David Scott, The Charlotte Observer on

Published in Auto Racing

Lots of news has broken in NASCAR over the past few weeks. Let's put some if into context:


The news: NASCAR announced earlier this month it will move away from a single-entity title sponsorship model to have four separate premium sponsors. The four sponsors -- Busch Beer, Coca-Cola, Geico and Xfinity -- take over from Monster Energy, which was the primary sponsor since 2017.

What it means: For starters, Cup race winners won't be followed around by Energy's scantily clad "Monster Girls" any more. More to the point, the sport's top series won't be identified for a single, recognizable sponsor's name as it has been in the past (Winston, Nextel, Sprint). Instead, each of the four new premium sponsors will have their own presence at every Cup race, including the All-Star race at Charlotte Motor Speedway.
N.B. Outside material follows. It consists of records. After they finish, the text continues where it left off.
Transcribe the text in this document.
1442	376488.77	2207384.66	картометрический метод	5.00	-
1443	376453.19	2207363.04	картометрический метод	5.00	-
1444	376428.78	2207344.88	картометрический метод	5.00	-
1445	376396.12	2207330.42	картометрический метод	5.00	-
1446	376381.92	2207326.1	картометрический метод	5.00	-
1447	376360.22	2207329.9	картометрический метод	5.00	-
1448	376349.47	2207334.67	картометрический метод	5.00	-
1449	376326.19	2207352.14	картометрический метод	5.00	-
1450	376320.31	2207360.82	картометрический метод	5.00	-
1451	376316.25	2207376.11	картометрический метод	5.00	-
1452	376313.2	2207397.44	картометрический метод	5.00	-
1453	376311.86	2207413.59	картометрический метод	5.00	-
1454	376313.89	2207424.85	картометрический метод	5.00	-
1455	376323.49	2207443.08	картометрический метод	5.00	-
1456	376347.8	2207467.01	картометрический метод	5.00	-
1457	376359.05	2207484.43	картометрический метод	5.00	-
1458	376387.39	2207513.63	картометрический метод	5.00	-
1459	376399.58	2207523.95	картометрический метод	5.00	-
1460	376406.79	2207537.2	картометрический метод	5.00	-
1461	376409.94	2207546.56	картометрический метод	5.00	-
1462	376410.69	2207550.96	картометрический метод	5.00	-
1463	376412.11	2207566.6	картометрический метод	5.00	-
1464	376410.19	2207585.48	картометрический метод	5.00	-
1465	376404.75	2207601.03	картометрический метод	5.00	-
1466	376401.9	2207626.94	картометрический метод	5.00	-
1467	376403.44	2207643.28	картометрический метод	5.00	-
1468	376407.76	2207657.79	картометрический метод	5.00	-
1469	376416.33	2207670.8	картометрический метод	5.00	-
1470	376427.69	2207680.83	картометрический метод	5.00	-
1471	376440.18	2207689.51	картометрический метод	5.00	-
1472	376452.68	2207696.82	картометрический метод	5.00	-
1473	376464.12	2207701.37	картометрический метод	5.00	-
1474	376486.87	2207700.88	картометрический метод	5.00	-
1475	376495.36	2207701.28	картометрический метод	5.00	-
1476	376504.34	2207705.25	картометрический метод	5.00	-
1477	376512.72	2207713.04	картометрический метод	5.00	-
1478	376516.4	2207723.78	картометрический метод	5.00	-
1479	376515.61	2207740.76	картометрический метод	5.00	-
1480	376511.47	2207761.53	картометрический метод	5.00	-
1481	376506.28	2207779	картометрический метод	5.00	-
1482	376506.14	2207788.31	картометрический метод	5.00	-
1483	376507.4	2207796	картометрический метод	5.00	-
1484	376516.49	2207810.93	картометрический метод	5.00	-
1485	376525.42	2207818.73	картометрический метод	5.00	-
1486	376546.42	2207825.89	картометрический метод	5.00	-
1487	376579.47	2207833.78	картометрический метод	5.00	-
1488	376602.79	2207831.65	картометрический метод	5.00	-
What will the top series be called now? The NASCAR Cup Series.



The news: Martin Truex Jr. gets a new crew chief.

What it means: Truex has been arguably the Cup Series' most consistent driver over the past five seasons, during which he's won 24 races, advanced to the championship round four times and claimed the 2017 championship. Much of that was due to Truex's partnership with crew chief Cole Pearn.

Pearn, however, resigned earlier this month to pursue other opportunities and spend more time with his family. That broke up a driver-crew chief combo that rivaled other recent ultra-successful pairings, including Jimmie Johnson-Chad Knaus, Kyle Busch-Adam Stevens and Kevin Harvick-Rodney Childers.

A good thing doesn't last forever. Johnson and Knaus, for instance, broke up after the 2018 season. And now it's Truex's turn to learn how to work with a new crew chief. James Small, an Australian who was lead engineer for Truex's No. 19 Toyota last season, takes over.